Contour integral of $\int_0^\infty \log(x) e^{-x} dx$

Question

Is it possible to resolve this integral using integral contour? What should be the contour? \begin{equation} \int_0^\infty \log(x) e^{-x} dx = -\gamma \approx -0.577216 \end{equation} where $\gamma$ is the Euler‐Mascheroni constant.

Answer 1

We have: $$ \int_{0}^{+\infty} x^{\alpha}e^{-x}\,dx=\Gamma(\alpha+1) \tag{1}$$ and: $$\begin{eqnarray*}\frac{d}{d\alpha}\int_{0}^{+\infty} x^{\alpha}e^{-x}\,dx &=& \int_{0}^{+\infty}x^{\alpha} \log(x)\, e^{-x}\,dx = \Gamma'(\alpha+1) \\[0.2cm]&=& \Gamma(\alpha+1)\cdot\frac{d}{d\alpha}\log\Gamma(\alpha+1)\\[0.2cm] &=& \Gamma(\alpha+1)\cdot\psi(\alpha+1)\tag{2}\end{eqnarray*}$$ by the definition of $\Gamma$ and $\psi$, so $\int_{0}^{+\infty}\log(x)\,e^{-x}\,dx$ equals $\psi(1)$.

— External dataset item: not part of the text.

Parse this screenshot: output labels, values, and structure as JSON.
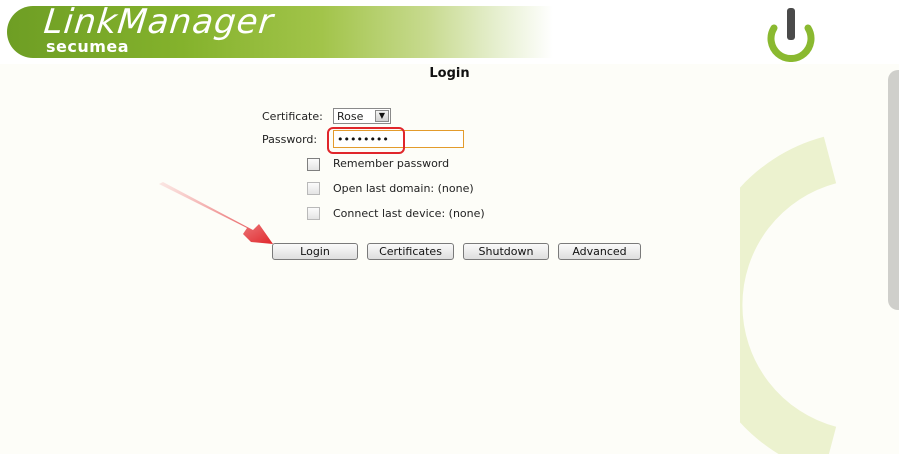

On the other hand, the Weierstrass product: $$ \Gamma(z+1) = e^{-\gamma z}\prod_{n\geq 1}\left(1+\frac{z}{n}\right)^{-1}e^{\frac{z}{n}}\tag{3}$$ gives, through logarithmic differentiation, $$ \psi(z+1) = -\gamma+\sum_{n\geq 1}\frac{z}{n(n+z)}\tag{4}$$ so $\color{red}{\psi(1)=-\gamma}$ follows.